Example 1: Processing mammary tissue samples

[0152] All cells used in this disclosure were obtained from tissues that were sourced from human or mouse subjects in accordance with applicable IRBs and ethics requirements.

[0153] Fragments of human mammary epithelial cells were isolated from tissue samples obtained from academic collaborators, as follows. Resected tissue samples were minced in a petri dish using a scalpel to cut in a cross-hatched pattern. The minced tissue samples were placed in a dissociation flask in standard culture medium supplemented with BSA, insulin, collagenase and hyaluronidase. The flask was gently shaken overnight on an orbital shaker placed in a 37 °C tissue incubator. The following morning the floating layer of fat was removed by pipette, and the remaining liquid was transferred to a tube and briefly centrifuged at low rpm (~80g for 30 seconds). The pellet (A pellet) was set aside and the supernatant was further centrifuged for an incrementally longer period of time and at an incrementally higher rpm (~200g for 4 minutes). The pellet (B pellet) was set aside and the supernatant was further centrifuged for a still incrementally longer period of time and at an incrementally higher rpm (~450g for 5 minutes). [0154] Cryopreserved pellet A and pellet B were dissociated into a single cell suspension by treatment with 0.25% Trypsin-EDTA for 5 minutes at 37°C (with intermittent trituration) and then centrifuged at (300g for 5 minutes). The supernatant was discarded and the pellet was resuspended in a 100 pg/ml DNase solution for 1 minute at room temperature. The resulting cells were passed through a 37 pm strainer to obtain the single cell suspension.

[0155] A single cell suspension of mouse mammary epithelial cells was isolated from mammary glands, as follows. A resected mammary gland was minced and placed in a tube containing standard culture medium, including 50 pg/ml gentamycin, collagenase, and hyaluronidase. The mammary gland was incubated for 2 hours at 37 °C in the tissue incubator. Following the incubation, the cell dissociation mixture was washed in advanced DMEM and centrifuged at 300g for 5 minutes. Depending on the appearance of the pellet, in some cases it is desirable to resuspend the pellet in ammonium chloride to lyse contaminating red blood cells. Following, the pellet is resuspended in 0.25% Trypsin-EDTA, as above, for 5 minutes at 37°C and then centrifuged at (300g for 5 minutes). The supernatant was discarded and the pellet was resuspended in a 100ug/ml DNase solution for 1 minute at room temperature. The resulting cells were passed through a 37 pm strainer to obtain the single cell suspension.

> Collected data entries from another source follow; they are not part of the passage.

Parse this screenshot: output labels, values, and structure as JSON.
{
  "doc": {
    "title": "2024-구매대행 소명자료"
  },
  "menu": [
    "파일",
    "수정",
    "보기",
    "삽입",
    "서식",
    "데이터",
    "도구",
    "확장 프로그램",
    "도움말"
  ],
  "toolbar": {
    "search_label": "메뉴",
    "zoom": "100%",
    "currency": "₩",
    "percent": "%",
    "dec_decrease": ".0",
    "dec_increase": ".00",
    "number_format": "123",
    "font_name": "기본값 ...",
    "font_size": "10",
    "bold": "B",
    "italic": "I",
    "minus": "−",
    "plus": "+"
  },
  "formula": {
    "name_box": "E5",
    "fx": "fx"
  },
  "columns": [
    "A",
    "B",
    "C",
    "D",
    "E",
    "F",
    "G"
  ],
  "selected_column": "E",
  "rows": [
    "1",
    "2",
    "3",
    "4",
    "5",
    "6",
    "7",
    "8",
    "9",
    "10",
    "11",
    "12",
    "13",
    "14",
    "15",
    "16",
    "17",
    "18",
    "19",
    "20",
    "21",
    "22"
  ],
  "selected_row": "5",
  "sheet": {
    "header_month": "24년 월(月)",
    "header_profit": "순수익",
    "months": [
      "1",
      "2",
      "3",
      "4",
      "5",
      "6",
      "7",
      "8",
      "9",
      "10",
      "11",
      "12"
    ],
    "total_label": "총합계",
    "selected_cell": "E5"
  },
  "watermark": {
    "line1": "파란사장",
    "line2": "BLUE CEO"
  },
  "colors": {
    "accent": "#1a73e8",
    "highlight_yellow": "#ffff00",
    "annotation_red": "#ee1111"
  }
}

Example 2: Seeding and culturing single cell suspensions of mammary epithelial cells

[0156] Single cell suspensions obtained as described in Example 1 were reconstituted in 100% Matrigel™ (Corning) and seeded as domes in a well of a microplate, such that between about 1-2 x 10 ⁴ human cells or about 5 x 10 ³ mouse cells were seeded in each ~25 - 40 pL dome. Each well received between 0.5 - 1 mL of any one of the various culture media described herein.

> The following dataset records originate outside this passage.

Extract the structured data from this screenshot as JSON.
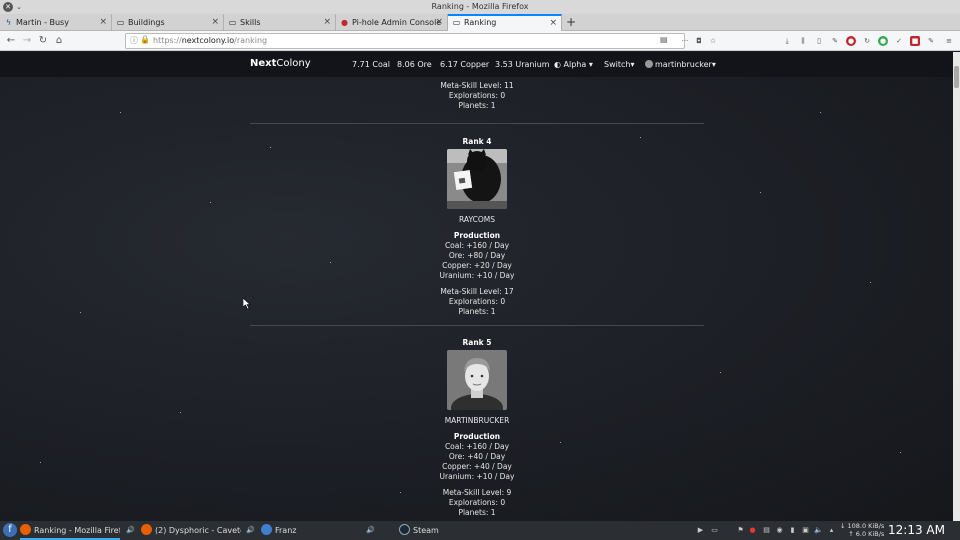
{
  "window": {
    "title": "Ranking - Mozilla Firefox"
  },
  "tabs": [
    {
      "label": "Martin - Busy",
      "icon": "steem-icon"
    },
    {
      "label": "Buildings",
      "icon": "page-icon"
    },
    {
      "label": "Skills",
      "icon": "page-icon"
    },
    {
      "label": "Pi-hole Admin Console",
      "icon": "pihole-icon"
    },
    {
      "label": "Ranking",
      "icon": "page-icon",
      "active": true
    }
  ],
  "url": {
    "prefix": "https://",
    "host": "nextcolony.io",
    "path": "/ranking"
  },
  "site": {
    "brand_bold": "Next",
    "brand_rest": "Colony",
    "resources": [
      "7.71 Coal",
      "8.06 Ore",
      "6.17 Copper",
      "3.53 Uranium"
    ],
    "planet_menu": "Alpha",
    "switch_menu": "Switch",
    "user_menu": "martinbrucker"
  },
  "ranking": [
    {
      "meta_skill": "Meta-Skill Level: 11",
      "explorations": "Explorations: 0",
      "planets": "Planets: 1"
    },
    {
      "rank": "Rank 4",
      "name": "RAYCOMS",
      "production_title": "Production",
      "coal": "Coal: +160 / Day",
      "ore": "Ore: +80 / Day",
      "copper": "Copper: +20 / Day",
      "uranium": "Uranium: +10 / Day",
      "meta_skill": "Meta-Skill Level: 17",
      "explorations": "Explorations: 0",
      "planets": "Planets: 1"
    },
    {
      "rank": "Rank 5",
      "name": "MARTINBRUCKER",
      "production_title": "Production",
      "coal": "Coal: +160 / Day",
      "ore": "Ore: +40 / Day",
      "copper": "Copper: +40 / Day",
      "uranium": "Uranium: +10 / Day",
      "meta_skill": "Meta-Skill Level: 9",
      "explorations": "Explorations: 0",
      "planets": "Planets: 1"
    }
  ],
  "taskbar": {
    "tasks": [
      "Ranking - Mozilla Firefox",
      "(2) Dysphoric - Cavetow...",
      "Franz",
      "Steam"
    ],
    "net_down": "↓ 108.0 KiB/s",
    "net_up": "↑ 6.0 KiB/s",
    "clock": "12:13 AM"
  }
}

[0157] The plated single cell suspension of mammary epithelial cells formed into organoids that were passaged approximately every 7-days, with 2-3 full medium changes during such 7- day period. To passage the organoids, the Matrigel domes were broken apart by pipetting in pre-warmed 0.25% Trypsin-EDTA, incubating at 37°C for ~ 5-15 minutes and pipetting again. The trypsinization reaction was inactivated by washing in an equal volume of Hanks Balanced Salt Solution supplemented with 2% FBS. Depending on the density and size of organoids a 1 :2 - 1:5 split was performed, with the cells seeded as domes, as described above. Alternatively, cells would be strained through a 37 pm strainer to obtain the single cell suspension and seeded in Matrigel domes as described above.

Example 3: Staining mammary organoids

[0158] Organoids were recovered from Matrigel by incubating in Corning Cell Recovery Solution for 1 hour with rocking on ice. Organoids were then fixed in 4% paraformaldehyde (PFA) at room temperature for 1 hour and stored in PBS at 4°C. After PFA fixation, antigen retrieval was performed by boiling the organoids in sodium citrate buffer for 20 minutes at 96°C. Organoids were permeabilized in a 0.5% Triton-X-100 solution in PBS overnight at room temperature. Samples were blocked by incubating overnight in a solution of 5% goat serum.

[0159] Following fixation and permeabilization, the organoids were incubated sequentially in primary antibody and secondary antibody solutions (as summarized in the table below) overnight at room temperature. Samples were counterstained in a 2ug/ml DAPI solution for 20 minutes and dehydrated through stepwise incubations in solutions with increasing methanol concentrations (50%, 80%, then 100% methanol). Organoids were embedded in a solution of 2:1 Benzyl Benzoate-Benzyl alcohol (BABB), transferred to Ibidi glass bottom chamber slides and imaged using a Leica SP8 confocal laser scanning microscope. Immunofluorescence (IF) buffer, consisting of 1% BSA, 0.1% cold fish skin gelatin, 0.2% Triton-X-100 and 0.05% Tween 20 in PBS, was used to wash organoids between each step.

Example 4: Forming mouse mammary branched organoids

[0160] Single cell suspensions of mouse mammary epithelial cells were obtained in accordance with Example 1 and seeded and cultured essentially as described in Example 2 in a medium comprising a WNT signaling agonist (e.g. RSP01), an inhibitor of BMP signaling (e.g. NOGGIN), and EGF (Figure 1).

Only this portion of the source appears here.